Preemption of state product tracing requirements
The product tracing requirements set forth in the Act preempt state product tracing requirements, including paper or electronic pedigree systems. Preemption resolves a long-standing problem facing the drug distributor industry: the increasingly complex, and often conflicting, state pedigree requirements, many of which are not fully established or have staggered implementation deadlines.
Congressional Panels Continue Focus on ACA Insurance Enrollment, Security, and Cost Issues, and Other Health Policy Topics
Congress continues to examine issues associated with enrollment in qualified health plans under Healthcare.gov.

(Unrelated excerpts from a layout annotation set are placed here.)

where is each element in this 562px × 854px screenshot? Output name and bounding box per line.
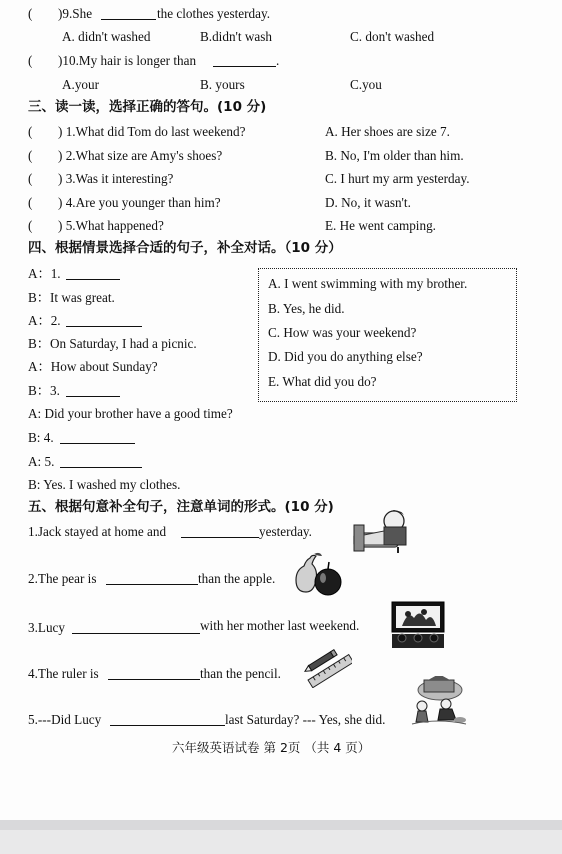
s5-item-1-after: yesterday. — [259, 524, 312, 539]
dialog-line-1: A：1. — [28, 266, 61, 281]
viewer-divider — [0, 820, 562, 830]
dialog-blank-2[interactable] — [66, 314, 142, 327]
ruler-pencil-picture — [302, 646, 352, 688]
s3-q4-paren: ( — [28, 195, 33, 210]
dialog-line-6: B：3. — [28, 383, 60, 398]
s5-blank-1[interactable] — [181, 525, 259, 538]
dialog-blank-5[interactable] — [60, 455, 142, 468]
s3-answer-b: B. No, I'm older than him. — [325, 148, 464, 163]
park-scene-picture — [410, 676, 468, 728]
dialog-line-8: B: 4. — [28, 430, 54, 445]
s3-q1-text: ) 1.What did Tom do last weekend? — [58, 124, 246, 139]
q9-option-b: B.didn't wash — [200, 29, 272, 44]
s5-item-2-before: 2.The pear is — [28, 571, 97, 586]
dialog-line-3: A：2. — [28, 313, 61, 328]
s3-q4-text: ) 4.Are you younger than him? — [58, 195, 221, 210]
sleeping-boy-picture — [350, 505, 412, 555]
s3-q2-text: ) 2.What size are Amy's shoes? — [58, 148, 223, 163]
page-footer: 六年级英语试卷 第 2页 （共 4 页） — [172, 740, 371, 755]
s5-item-5-before: 5.---Did Lucy — [28, 712, 102, 727]
q10-option-a: A.your — [62, 77, 99, 92]
q9-blank[interactable] — [101, 7, 156, 20]
s5-blank-5[interactable] — [110, 713, 225, 726]
s5-item-5-after: last Saturday? --- Yes, she did. — [225, 712, 386, 727]
q9-option-c: C. don't washed — [350, 29, 435, 44]
dialog-blank-4[interactable] — [60, 431, 135, 444]
section5-heading: 五、根据句意补全句子，注意单词的形式。(10 分) — [28, 499, 334, 515]
q10-paren: ( — [28, 53, 33, 68]
pear-apple-picture — [294, 552, 344, 596]
q10-label: )10.My hair is longer than — [58, 53, 197, 68]
dialog-blank-3[interactable] — [66, 384, 120, 397]
s5-item-3-after: with her mother last weekend. — [200, 618, 360, 633]
s5-blank-3[interactable] — [72, 621, 200, 634]
s5-blank-4[interactable] — [108, 667, 200, 680]
dialog-line-4: B：On Saturday, I had a picnic. — [28, 336, 197, 351]
dialog-line-10: B: Yes. I washed my clothes. — [28, 477, 181, 492]
q9-after: the clothes yesterday. — [157, 6, 271, 21]
s3-q5-paren: ( — [28, 218, 33, 233]
section4-heading: 四、根据情景选择合适的句子，补全对话。（10 分） — [28, 240, 342, 256]
viewer-bottom-bar — [0, 820, 562, 854]
s3-q1-paren: ( — [28, 124, 33, 139]
q10-option-b: B. yours — [200, 77, 245, 92]
q9-option-a: A. didn't washed — [62, 29, 151, 44]
s3-q5-text: ) 5.What happened? — [58, 218, 164, 233]
s5-item-4-before: 4.The ruler is — [28, 666, 99, 681]
s3-answer-e: E. He went camping. — [325, 218, 436, 233]
q10-option-c: C.you — [350, 77, 382, 92]
s3-q2-paren: ( — [28, 148, 33, 163]
option-b: B. Yes, he did. — [268, 301, 345, 316]
option-e: E. What did you do? — [268, 374, 377, 389]
q9-label: )9.She — [58, 6, 93, 21]
dialog-line-5: A：How about Sunday? — [28, 359, 158, 374]
option-d: D. Did you do anything else? — [268, 349, 423, 364]
dialog-line-2: B：It was great. — [28, 290, 115, 305]
q10-after: . — [276, 53, 280, 68]
q10-blank[interactable] — [213, 54, 276, 67]
option-a: A. I went swimming with my brother. — [268, 276, 468, 291]
s3-q3-text: ) 3.Was it interesting? — [58, 171, 174, 186]
s3-answer-d: D. No, it wasn't. — [325, 195, 411, 210]
q9-paren: ( — [28, 6, 33, 21]
dialog-line-7: A: Did your brother have a good time? — [28, 406, 233, 421]
s5-item-2-after: than the apple. — [198, 571, 276, 586]
s3-answer-c: C. I hurt my arm yesterday. — [325, 171, 470, 186]
s5-item-1-before: 1.Jack stayed at home and — [28, 524, 167, 539]
dialog-line-9: A: 5. — [28, 454, 55, 469]
cinema-picture — [390, 600, 446, 650]
s3-q3-paren: ( — [28, 171, 33, 186]
dialog-blank-1[interactable] — [66, 267, 120, 280]
s5-item-3-before: 3.Lucy — [28, 620, 65, 635]
s3-answer-a: A. Her shoes are size 7. — [325, 124, 450, 139]
option-c: C. How was your weekend? — [268, 325, 417, 340]
section3-heading: 三、读一读，选择正确的答句。(10 分) — [28, 99, 267, 115]
s5-item-4-after: than the pencil. — [200, 666, 281, 681]
s5-blank-2[interactable] — [106, 572, 198, 585]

For instance:
- The House Science, Space, and Technology Committee held a hearing entitled “Is My Data on Healthcare.gov Secure?” (see).

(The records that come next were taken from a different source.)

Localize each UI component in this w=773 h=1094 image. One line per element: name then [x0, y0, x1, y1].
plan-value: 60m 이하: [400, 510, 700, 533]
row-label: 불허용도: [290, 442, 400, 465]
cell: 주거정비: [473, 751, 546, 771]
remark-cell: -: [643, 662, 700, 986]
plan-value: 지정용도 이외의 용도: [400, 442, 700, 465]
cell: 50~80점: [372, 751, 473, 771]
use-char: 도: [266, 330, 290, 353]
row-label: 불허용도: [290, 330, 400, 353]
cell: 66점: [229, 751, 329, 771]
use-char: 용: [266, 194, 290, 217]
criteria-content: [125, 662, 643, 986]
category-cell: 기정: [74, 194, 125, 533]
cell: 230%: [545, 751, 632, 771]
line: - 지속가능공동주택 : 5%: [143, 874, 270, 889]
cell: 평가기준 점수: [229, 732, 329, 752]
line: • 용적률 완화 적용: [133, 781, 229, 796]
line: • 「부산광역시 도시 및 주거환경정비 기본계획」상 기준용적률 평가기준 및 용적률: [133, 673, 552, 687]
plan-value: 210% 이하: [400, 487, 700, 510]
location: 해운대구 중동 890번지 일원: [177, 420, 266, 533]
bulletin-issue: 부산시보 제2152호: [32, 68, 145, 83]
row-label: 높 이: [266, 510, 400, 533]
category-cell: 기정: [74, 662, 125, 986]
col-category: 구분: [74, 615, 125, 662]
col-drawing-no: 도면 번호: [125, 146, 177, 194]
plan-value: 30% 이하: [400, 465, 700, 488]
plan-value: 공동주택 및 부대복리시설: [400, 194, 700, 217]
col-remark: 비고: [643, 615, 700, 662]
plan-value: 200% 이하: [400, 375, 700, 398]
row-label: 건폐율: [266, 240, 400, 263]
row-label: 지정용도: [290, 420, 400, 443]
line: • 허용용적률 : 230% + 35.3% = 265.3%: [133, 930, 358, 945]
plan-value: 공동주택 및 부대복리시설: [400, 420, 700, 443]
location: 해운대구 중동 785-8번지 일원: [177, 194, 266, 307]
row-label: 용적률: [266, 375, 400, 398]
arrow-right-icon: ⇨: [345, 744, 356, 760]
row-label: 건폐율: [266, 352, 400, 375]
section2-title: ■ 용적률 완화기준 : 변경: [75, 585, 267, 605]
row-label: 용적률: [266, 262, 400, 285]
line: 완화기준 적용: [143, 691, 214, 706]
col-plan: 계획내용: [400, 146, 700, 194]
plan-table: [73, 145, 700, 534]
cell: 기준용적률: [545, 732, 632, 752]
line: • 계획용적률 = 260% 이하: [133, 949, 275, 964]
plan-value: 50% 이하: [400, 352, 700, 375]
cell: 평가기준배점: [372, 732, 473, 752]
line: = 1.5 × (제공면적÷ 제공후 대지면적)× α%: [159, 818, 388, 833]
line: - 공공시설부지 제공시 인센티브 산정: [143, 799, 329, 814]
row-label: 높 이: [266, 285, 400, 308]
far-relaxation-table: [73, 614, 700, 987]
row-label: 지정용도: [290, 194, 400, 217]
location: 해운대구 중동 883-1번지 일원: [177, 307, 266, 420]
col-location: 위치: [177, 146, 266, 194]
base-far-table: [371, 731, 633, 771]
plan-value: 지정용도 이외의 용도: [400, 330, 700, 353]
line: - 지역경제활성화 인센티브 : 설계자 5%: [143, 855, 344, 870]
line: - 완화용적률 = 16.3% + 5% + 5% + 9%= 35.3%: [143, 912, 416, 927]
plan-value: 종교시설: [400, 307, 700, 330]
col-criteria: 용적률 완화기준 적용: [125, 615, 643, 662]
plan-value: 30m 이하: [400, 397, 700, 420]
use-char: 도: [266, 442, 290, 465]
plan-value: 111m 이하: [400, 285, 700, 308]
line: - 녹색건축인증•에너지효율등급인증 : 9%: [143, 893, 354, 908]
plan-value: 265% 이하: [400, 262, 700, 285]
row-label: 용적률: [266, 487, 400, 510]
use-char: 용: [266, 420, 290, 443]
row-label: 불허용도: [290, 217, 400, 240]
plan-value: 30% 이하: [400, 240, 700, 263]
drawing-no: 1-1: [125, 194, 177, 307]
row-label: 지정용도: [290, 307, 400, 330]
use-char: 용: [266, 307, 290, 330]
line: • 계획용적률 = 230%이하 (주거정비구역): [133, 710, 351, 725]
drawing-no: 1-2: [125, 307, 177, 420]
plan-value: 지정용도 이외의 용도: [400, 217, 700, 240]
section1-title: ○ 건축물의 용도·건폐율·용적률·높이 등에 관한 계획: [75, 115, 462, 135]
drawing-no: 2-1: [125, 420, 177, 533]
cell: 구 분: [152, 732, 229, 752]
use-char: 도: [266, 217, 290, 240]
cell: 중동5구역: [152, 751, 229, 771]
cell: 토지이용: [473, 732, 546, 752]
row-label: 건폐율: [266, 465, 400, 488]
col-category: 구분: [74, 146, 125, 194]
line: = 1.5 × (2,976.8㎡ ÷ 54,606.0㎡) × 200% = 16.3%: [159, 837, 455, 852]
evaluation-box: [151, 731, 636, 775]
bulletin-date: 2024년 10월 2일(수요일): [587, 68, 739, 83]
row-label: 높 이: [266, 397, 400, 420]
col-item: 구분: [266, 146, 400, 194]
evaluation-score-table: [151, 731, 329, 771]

- The Senate Small Business and Entrepreneurship Committee focused on “Affordable Care Act Implementation: Examining How to Achieve a Successful Rollout of the Small Business Exchanges”; and
- The House Oversight and Government Reform Committee has held hearings entitled “ObamaCare Implementation: Sticker Shock of Increased Premiums for Healthcare Coverage,” and “ObamaCare Implementation: High Costs, Few Choices for Rural America,” while on December 6 the panel has scheduled a hearing entitled “ObamaCare Implementation, The Broken Promise: If You Like Your Current Plan You Can Keep It.”
In other policy areas, the Senate Special Committee on Aging has scheduled a December 11 hearing on “Protecting Seniors From Medication Labeling Mistakes,” along with a December 18 hearing entitled “The Future of Long-Term Care Policy: Continuing the Conversation.” In addition, on November 20, the House Energy and Commerce Subcommittee on Health held a hearing on public health legislation. Specifically, the Subcommittee is considering the following bills: H.R.610, to provide for the establishment of the Tick-Borne Diseases Advisory Committee; H.R.669, to enhance awareness about unexpected sudden death in early life; H.R. 1098, to reauthorize certain traumatic brain injury and trauma research programs; H.R.2703, to provide liability protections for volunteer practitioners at community health centers; H.R.1281, to reauthorize newborn screening programs; draft legislation to reauthorize the poison center national toll-free number, national media campaign, and grant program; and draft legislation to reauthorize a controlled substance monitoring program.
The HHS Office of Disease Prevention and Health Promotion is soliciting public comment on the draft National Action Plan for Adverse Drug Event Prevention. The document focuses on the use of surveillance, prevention, incentives and oversight, and research to reduce adverse drug events. It identifies current federal activity across inpatient and outpatient settings, as well as transitions of care, with a focus on the three drug classes associated with high levels of harm. It also highlights opportunities to advance these efforts through cross-federal partnerships and coordinated resources. Comments will be accepted until October 4, 2013.